Predator satiation and timekeeping errors have the potential to
interact in interesting ways. By eliminating off–year
stragglers, predation tends to sharpen the peak of the emergence,
but of course it also diminishes the height of the peak itself. If
predation is too light, then error suppression will be ineffective
and synchronization will fail. If predation is too severe, the whole
population risks extinction. This analysis suggests the possibility
of a system stable only within a narrow range of
parameters—always a cause of skepticism, since the parameters
are unlikely to be so well–behaved in nature. To my surprise,
however, a simple model of predator satiation proved to be highly
robust. I defined the satiation threshold—the maximum number
of cicadas eaten by predators—as a fraction of the total
carrying capacity, or in other words the maximum possible cicada
population. I found that synchronization was maintained even with a
satiation threshold as low as 0.1; at the other end of the scale,
predation did not lead to immediate extinction until the threshold
was raised above 0.7.
Other aspects of the model are not so confidence–inspiring.

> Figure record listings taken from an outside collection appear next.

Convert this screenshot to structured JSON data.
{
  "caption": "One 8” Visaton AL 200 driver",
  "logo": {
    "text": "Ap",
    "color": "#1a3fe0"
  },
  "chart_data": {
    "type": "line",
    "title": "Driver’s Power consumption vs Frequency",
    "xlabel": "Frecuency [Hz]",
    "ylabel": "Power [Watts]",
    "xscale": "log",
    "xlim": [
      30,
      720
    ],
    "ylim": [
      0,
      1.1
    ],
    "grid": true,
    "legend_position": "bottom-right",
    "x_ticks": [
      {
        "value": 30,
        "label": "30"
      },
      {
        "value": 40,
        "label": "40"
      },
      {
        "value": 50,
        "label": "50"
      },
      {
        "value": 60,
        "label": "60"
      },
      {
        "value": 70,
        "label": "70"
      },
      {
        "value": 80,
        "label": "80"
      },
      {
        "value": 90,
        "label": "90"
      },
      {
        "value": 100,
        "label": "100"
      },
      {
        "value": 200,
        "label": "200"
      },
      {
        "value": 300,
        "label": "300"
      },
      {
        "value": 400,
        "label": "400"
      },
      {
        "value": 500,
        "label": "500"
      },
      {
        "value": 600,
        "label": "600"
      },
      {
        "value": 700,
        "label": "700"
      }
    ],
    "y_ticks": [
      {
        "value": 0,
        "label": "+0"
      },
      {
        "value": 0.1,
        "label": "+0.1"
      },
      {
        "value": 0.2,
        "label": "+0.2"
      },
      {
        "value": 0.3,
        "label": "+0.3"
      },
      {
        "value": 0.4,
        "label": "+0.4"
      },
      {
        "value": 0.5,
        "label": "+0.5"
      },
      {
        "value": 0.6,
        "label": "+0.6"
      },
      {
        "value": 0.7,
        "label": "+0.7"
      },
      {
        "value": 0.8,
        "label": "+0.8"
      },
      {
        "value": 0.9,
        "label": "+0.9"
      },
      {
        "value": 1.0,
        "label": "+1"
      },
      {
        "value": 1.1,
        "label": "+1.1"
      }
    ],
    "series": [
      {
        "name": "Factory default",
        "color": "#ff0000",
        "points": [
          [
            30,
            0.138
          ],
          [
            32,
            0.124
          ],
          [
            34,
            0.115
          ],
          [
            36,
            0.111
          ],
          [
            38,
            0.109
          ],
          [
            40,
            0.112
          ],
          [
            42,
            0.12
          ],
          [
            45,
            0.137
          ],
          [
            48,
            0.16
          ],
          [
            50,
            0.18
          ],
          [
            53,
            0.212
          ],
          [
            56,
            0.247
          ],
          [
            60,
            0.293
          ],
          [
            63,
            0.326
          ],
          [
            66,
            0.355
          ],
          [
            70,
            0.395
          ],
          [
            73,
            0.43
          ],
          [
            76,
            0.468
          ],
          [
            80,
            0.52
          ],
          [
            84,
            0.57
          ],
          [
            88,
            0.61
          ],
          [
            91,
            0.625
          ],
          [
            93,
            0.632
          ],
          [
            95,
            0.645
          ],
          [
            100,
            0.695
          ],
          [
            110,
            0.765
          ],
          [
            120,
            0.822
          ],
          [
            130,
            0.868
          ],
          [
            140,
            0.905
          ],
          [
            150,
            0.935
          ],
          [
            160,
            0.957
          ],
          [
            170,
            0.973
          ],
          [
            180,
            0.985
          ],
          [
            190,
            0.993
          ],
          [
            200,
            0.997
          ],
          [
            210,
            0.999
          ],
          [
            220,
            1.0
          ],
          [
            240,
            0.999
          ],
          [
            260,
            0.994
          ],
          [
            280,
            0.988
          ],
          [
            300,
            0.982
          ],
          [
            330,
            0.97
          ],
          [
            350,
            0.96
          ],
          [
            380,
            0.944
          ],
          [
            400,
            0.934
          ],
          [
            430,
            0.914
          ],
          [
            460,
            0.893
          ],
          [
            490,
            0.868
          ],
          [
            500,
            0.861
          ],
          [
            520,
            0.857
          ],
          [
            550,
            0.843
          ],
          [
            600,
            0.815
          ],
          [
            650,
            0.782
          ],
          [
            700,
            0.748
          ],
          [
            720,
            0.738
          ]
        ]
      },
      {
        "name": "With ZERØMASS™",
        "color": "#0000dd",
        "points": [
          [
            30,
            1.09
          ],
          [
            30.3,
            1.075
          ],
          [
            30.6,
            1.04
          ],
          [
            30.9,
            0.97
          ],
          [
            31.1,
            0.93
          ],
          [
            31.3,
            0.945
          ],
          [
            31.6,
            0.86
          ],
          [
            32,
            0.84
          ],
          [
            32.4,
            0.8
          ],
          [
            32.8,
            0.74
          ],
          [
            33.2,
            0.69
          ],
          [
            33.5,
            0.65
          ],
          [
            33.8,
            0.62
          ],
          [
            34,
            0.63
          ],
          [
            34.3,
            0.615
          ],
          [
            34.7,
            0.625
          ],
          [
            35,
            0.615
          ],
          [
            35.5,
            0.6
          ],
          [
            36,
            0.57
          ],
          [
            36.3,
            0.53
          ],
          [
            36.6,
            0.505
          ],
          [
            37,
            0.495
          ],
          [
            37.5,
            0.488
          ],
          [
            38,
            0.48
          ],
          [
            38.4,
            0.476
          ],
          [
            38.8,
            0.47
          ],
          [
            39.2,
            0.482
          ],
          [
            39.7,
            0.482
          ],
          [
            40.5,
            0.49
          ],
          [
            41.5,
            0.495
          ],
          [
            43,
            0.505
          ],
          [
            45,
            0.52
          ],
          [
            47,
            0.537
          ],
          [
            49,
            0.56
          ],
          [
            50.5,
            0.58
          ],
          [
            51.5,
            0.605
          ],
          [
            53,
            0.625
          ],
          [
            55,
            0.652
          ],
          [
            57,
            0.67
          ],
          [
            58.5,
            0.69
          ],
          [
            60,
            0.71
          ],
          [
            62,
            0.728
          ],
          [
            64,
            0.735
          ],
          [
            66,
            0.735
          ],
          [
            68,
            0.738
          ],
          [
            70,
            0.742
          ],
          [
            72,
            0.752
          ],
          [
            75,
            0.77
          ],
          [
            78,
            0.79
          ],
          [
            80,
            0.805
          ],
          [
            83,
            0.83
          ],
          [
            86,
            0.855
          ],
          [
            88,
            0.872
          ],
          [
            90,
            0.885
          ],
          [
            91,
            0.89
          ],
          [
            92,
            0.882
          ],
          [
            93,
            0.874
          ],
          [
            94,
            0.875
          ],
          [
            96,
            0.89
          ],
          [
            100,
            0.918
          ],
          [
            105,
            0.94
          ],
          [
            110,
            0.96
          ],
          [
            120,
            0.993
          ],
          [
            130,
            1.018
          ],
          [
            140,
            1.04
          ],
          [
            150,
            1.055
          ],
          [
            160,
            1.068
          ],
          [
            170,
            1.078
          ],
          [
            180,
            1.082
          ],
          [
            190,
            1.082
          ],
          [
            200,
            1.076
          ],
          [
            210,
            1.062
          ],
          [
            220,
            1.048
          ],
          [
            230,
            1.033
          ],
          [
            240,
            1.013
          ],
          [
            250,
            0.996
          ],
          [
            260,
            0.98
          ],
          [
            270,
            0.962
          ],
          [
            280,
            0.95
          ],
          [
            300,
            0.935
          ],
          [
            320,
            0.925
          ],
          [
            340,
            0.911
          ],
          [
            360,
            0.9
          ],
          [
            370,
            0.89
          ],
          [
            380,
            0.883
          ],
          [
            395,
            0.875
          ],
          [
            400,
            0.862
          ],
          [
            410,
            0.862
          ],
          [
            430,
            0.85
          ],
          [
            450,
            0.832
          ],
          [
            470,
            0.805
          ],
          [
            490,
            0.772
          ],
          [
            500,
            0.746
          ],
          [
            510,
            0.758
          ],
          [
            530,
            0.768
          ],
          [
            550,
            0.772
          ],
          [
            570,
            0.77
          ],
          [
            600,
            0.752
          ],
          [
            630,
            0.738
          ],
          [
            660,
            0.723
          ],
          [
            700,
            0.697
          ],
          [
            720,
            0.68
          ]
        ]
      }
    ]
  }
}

Having added a death rate via predation, it is necessary to include
a birth rate as well, or else the population would inevitably
dwindle away. The numerical value assigned to the birth rate is
somewhat arbitrary. The only guidance comes from field studies
showing that successful female cicadas lay a few hundred eggs.
Fortunately, the behavior of the model is not overly sensitive to
choices of birth rate within the plausible range.
A closely related issue is how to impose a limit on cicada numbers
when excess births cause the population to exceed the carrying
capacity of the environment. In formulating the computer model, I
chose to limit total population by reducing the newborn generation
as necessary. Hatchlings could survive only if there were vacancies
available for them; newborns could never displace older cohorts.
This decision was based on an observation by Karban that infant
mortality dominates cicada demography; if a cicada survives its
first two years, it will likely last to maturity.

Further experiments revealed that the capacity limit and the
strategy chosen for enforcing it can have significant effects on the
outcome of a simulation. For example, steady attrition in the nymph
population, even at a low background rate of mortality, leaves the
brood much more vulnerable to extinction. In contrast, allowing
intergenerational competition—in which newborns compete with
their elders on an equal basis for the available
resources—helps stabilize the synchronized, periodical mode of
reproduction. As a matter of fact, it is only in models with this
form of competition that I have seen synchronization arise
spontaneously from an initially random state. The other models
described here can stabilize existing periodicity but have a hard
time generating it in the first place.
The crucial role of a finite carrying capacity in cicada population
models was pointed out almost 30 years ago by Frank C. Hoppensteadt
and Joseph B. Keller, then of the Courant Institute of Mathematical
Sciences at New York University. I had read an account of their
computer simulations before attempting my own, but only after some
direct experience did I understand the emphasis they put on carrying
capacity. The importance of intergenerational competition was
stressed by M. G. Bulmer of the University of Oxford at about the
same time.
A static population near the carrying capacity, low mortality except
at the extremes of the age range, reproduction postponed until the
last possible moment—these are characteristics of the
Magicicada way of life. I can't help noting that the same
traits will soon describe the human population. Intergenerational
conflict over resources is also conspicuous in human affairs.
Perhaps the cycles of baby booms in recent decades are signs of
incipient synchronization in human reproductive practices.